7 common cooking mistakes that are ruining your salmon
Posted June 28
Updated June 29
Salmon is one of nature’s perfect foods. It’s healthy, nutrient-dense and rich in omega-3 fats which are important for your heart health and your brain function. So, a salmon a day could keep the doctor away!
However, as simple and filling as salmon is, it can pose some challenges in the kitchen. Here are seven of the most common mistakes people make when cooking salmon (and how to avoid them):
1. Thawing In The Microwave
Frozen salmon can be an inexpensive and easy addition to your healthy diet, but be careful when you decide to defrost it for dinner time. Nuking it in the microwave will lead to a rubbery piece of fish. Instead, defrost it in the refrigerator overnight, or toss it in a Ziploc bag and run it under cold water. Or, consider cooking it from frozen. Just rinse off the ice crystals and pop it in the oven (be prepared for it to take longer than a defrosted piece of fish). Try this recipe from Snack Girl.
2. Taking Off The Skin
I am embarrassed to admit this…I used to think that you had to take the skin off the salmon before you cooked it! But, in fact, the skin is one of the most flavorful parts, especially if you cook it correctly and get a nice crisp on it. Bon Appetit says that the only time you should remove the skin is when you’re poaching filets. This recipe from Civilized Cavemen Cooking provides an easy instructions for getting a crispy skin every time.
3. Using The Wrong Pan
It’s not a good idea to use a cast-iron pan when cooking fish. A delicate piece of fish such as salmon does better in a nonstick pan, especially if you are more of an intermediate or novice chef. Nonstick pans have a bit of a bad rap in today’s eco-conscious climate, but the good news is that many nonstick options are are Teflon-free and promise to be better for your health. Check out this option on Amazon.
4. Over-Marinating The Salmon
While chicken can marinate overnight, salmon (and most fish, actually) should not be marinated for more than an hour. Salmon can easily become mushy with an long marinade time, so aim for 15 to 60 minutes and no longer. As for seasoning, less is more. A good piece of salmon can sing with just fresh herbs and a squeeze of lemon. This simple recipe from Mom’s Dish calls for just a handful of ingredients, most of which are probably already in your pantry.
5. Not Letting The Salmon Rest
No, I am not asking you to pull over a La-Z-Boy for your salmon! Instead, you just need to make sure that fish is room temperature before cooking it. Aim for about 15 minutes on the counter after you take it out of the fridge. Use that time to whip up a great sauce to accompany your salmon, such as this citrus sauce with lemon, lime and rosemary from BSugarMama.

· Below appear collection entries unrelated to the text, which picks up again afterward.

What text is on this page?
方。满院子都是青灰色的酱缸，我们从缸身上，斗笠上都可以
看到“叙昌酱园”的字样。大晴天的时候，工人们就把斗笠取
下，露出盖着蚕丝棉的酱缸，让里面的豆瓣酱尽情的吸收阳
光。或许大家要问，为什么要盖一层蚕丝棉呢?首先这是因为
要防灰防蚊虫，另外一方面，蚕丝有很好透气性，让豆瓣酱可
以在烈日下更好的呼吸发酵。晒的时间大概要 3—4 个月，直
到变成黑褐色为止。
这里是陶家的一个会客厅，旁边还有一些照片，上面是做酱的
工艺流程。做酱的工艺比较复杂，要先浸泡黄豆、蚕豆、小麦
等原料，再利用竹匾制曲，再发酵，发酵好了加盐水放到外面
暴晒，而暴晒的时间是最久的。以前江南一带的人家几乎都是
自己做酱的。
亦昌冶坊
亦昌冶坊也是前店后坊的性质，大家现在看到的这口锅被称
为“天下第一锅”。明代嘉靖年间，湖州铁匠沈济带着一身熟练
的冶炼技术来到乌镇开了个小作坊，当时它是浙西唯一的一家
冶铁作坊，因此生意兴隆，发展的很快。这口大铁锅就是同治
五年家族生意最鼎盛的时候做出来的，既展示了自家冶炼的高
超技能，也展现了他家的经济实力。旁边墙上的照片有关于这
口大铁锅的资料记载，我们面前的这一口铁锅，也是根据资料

6. Seasoning The Salmon Too Soon
Speaking of seasoning, here’s a very important tip: If you season your salmon a good bit prior to cooking it, you could pay the price. Salt will draw moisture out of your salmon, so if you apply your seasoning too soon, you could have a dry fishie on your hands! Chef Kelli Foster at The Kitchn advises seasoning your fish right before you toss it in the pan. This recipe from Kirbie’s Cravings provides a wonderful recipe for homemade ranch seasoning that will turn your salmon into something spectacular.
7. Overcooking The Salmon
Nothing is worse than an overcooked piece of fish! If cooking on the stove, the average serving of salmon should only take about 3 to 4 minutes per side. If you are baking it in the oven, it should only take about 15 to 20 minutes in a 425-degree oven. This recipe for pecan-crusted oven-baked Salmon from Simple Healthy Kitchen is restaurant-quality but easy to prepare…and even easier to devour!